Tuesday 4 August 2015

An unexpected leaf


 

I was singing the praises of buddleia the other day, as the only one of the various plants advertised in garden centres as 'butterfly bushes' to live up to the name. But although I am used to Red Admirals, Painted Ladies, Commas and the rest of the usual gang feeding voraciously on the purple fronds, I would never have expected to find this character, above.

Assuming that you have been reading carefully, you will recognise it as a Leaf Butterfly, Kalima inachus, which featured on the blog two weeks agao when we took some Sri Lankan friends to Blenheim Palace butterfly house. I described then how a local butterfly enthusiast had spotted another exotic, the Blue Diadem aka Hypolimnas missipus, nectaring on hanging baskets in Blenheim's neighbouring townlet, Woodstock. Well this Leaf Butterfly is another bold escaper.


Its finder was a very nice friend of ours who lives just up the road and is the local butterfly recorder. What a coincidence that the Leaf should choose her buddleia? No. She is both knowledgable enough to spot it, in spite of its excellent camouflage, and she has the ability to look for butterflies, and other wildlife, which so many of us do not. Hence the widespread misapprehension that there aren't any left, but I won't jump on to that hobby horse again.

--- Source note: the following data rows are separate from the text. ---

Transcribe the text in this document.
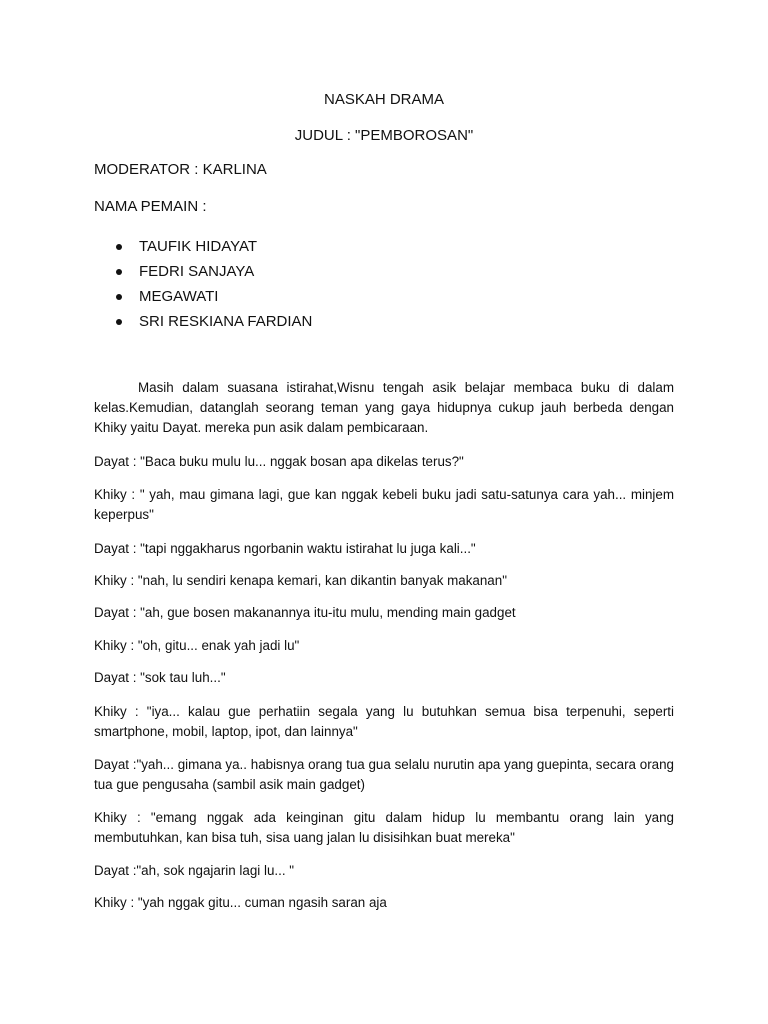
NASKAH DRAMA
JUDUL : "PEMBOROSAN"
MODERATOR : KARLINA
NAMA PEMAIN :
TAUFIK HIDAYAT
FEDRI SANJAYA
MEGAWATI
SRI RESKIANA FARDIAN

Masih dalam suasana istirahat,Wisnu tengah asik belajar membaca buku di dalam kelas.Kemudian, datanglah seorang teman yang gaya hidupnya cukup jauh berbeda dengan Khiky yaitu Dayat. mereka pun asik dalam pembicaraan.

Dayat : "Baca buku mulu lu... nggak bosan apa dikelas terus?"

Khiky : " yah, mau gimana lagi, gue kan nggak kebeli buku jadi satu-satunya cara yah... minjem keperpus"

Dayat : "tapi nggakharus ngorbanin waktu istirahat lu juga kali..."

Khiky : "nah, lu sendiri kenapa kemari, kan dikantin banyak makanan"

Dayat : "ah, gue bosen makanannya itu-itu mulu, mending main gadget

Khiky : "oh, gitu... enak yah jadi lu"

Dayat : "sok tau luh..."

Khiky : "iya... kalau gue perhatiin segala yang lu butuhkan semua bisa terpenuhi, seperti smartphone, mobil, laptop, ipot, dan lainnya"

Dayat :"yah... gimana ya.. habisnya orang tua gua selalu nurutin apa yang guepinta, secara orang tua gue pengusaha (sambil asik main gadget)

Khiky : "emang nggak ada keinginan gitu dalam hidup lu membantu orang lain yang membutuhkan, kan bisa tuh, sisa uang jalan lu disisihkan buat mereka"

Dayat :"ah, sok ngajarin lagi lu... "

Khiky : "yah nggak gitu... cuman ngasih saran aja
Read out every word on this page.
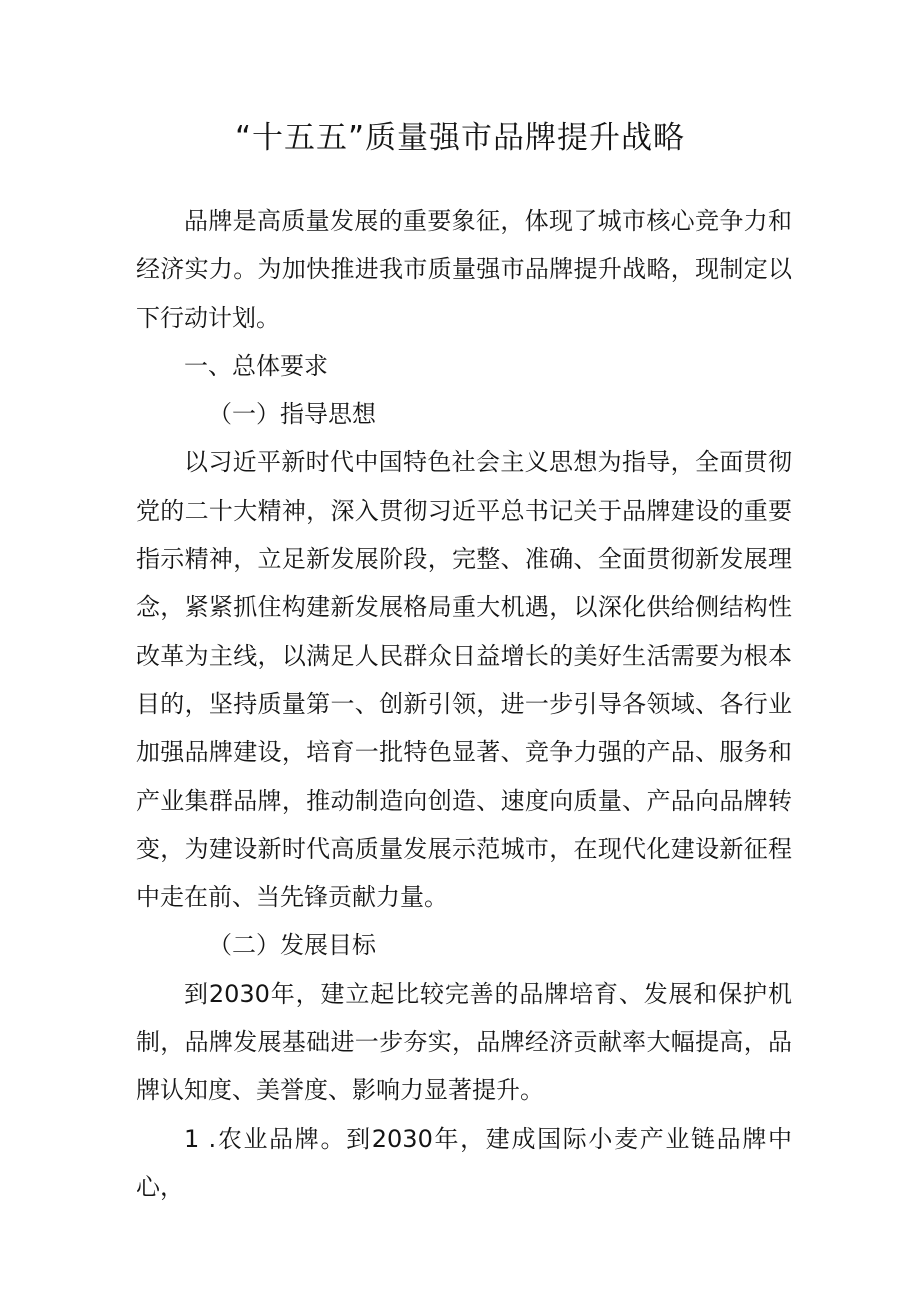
“十五五”质量强市品牌提升战略

品牌是高质量发展的重要象征，体现了城市核心竞争力和经济实力。为加快推进我市质量强市品牌提升战略，现制定以下行动计划。

一、总体要求

（一）指导思想

以习近平新时代中国特色社会主义思想为指导，全面贯彻党的二十大精神，深入贯彻习近平总书记关于品牌建设的重要指示精神，立足新发展阶段，完整、准确、全面贯彻新发展理念，紧紧抓住构建新发展格局重大机遇，以深化供给侧结构性改革为主线，以满足人民群众日益增长的美好生活需要为根本目的，坚持质量第一、创新引领，进一步引导各领域、各行业加强品牌建设，培育一批特色显著、竞争力强的产品、服务和产业集群品牌，推动制造向创造、速度向质量、产品向品牌转变，为建设新时代高质量发展示范城市，在现代化建设新征程中走在前、当先锋贡献力量。

（二）发展目标

到2030年，建立起比较完善的品牌培育、发展和保护机制，品牌发展基础进一步夯实，品牌经济贡献率大幅提高，品牌认知度、美誉度、影响力显著提升。

1 .农业品牌。到2030年，建成国际小麦产业链品牌中心，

The picture above shows the Leaf spreading its entirely different and impressive topwings; as opposed to the camouflage, these are a 'shock' defence like the familiar British Peacock butterfly's 'eyes'. Flashed open, they have the effect of alarming a predator for just long enough for the butterfly to escape or hide.

The butterfly house staff were surprised and delighted when our friend returned the Leaf to them in a margarine cartoon, perfectly well after its two-mile wander on the loose. When you leave the greenhouse, they ask you to check your back in a mirror in case one of the occupants has hitched a ride. But a few still manage to escape.

And now, at last, moths...


This glider-like flying object is the White Plume, a particularly delicate member of a lovely family of micromoths which hold their wings out in the shape of a T-shirt. Here are some pictures, and you may well find the actual moth if you potter along a hedge or lane bordered by bindweed. White Plumes are easily disturbed by day.




Because of all the butterfly excitement, I didn't have time to investigate these other features of the eggboxes. Appropriately, they are eggs. At least the ones in the first picture are, with one of them looking as though it has either hatched or been raided by a sharp-beaked predator.


The second looks like some sort of protective covering for a cluster of mini-eggs, albeit sadly not the Cadbury's kind.  Let's hope they hatch successfully in due course (while my remaining Emperor Moth cocoons snooze peacefully into their second autumn of hibernation).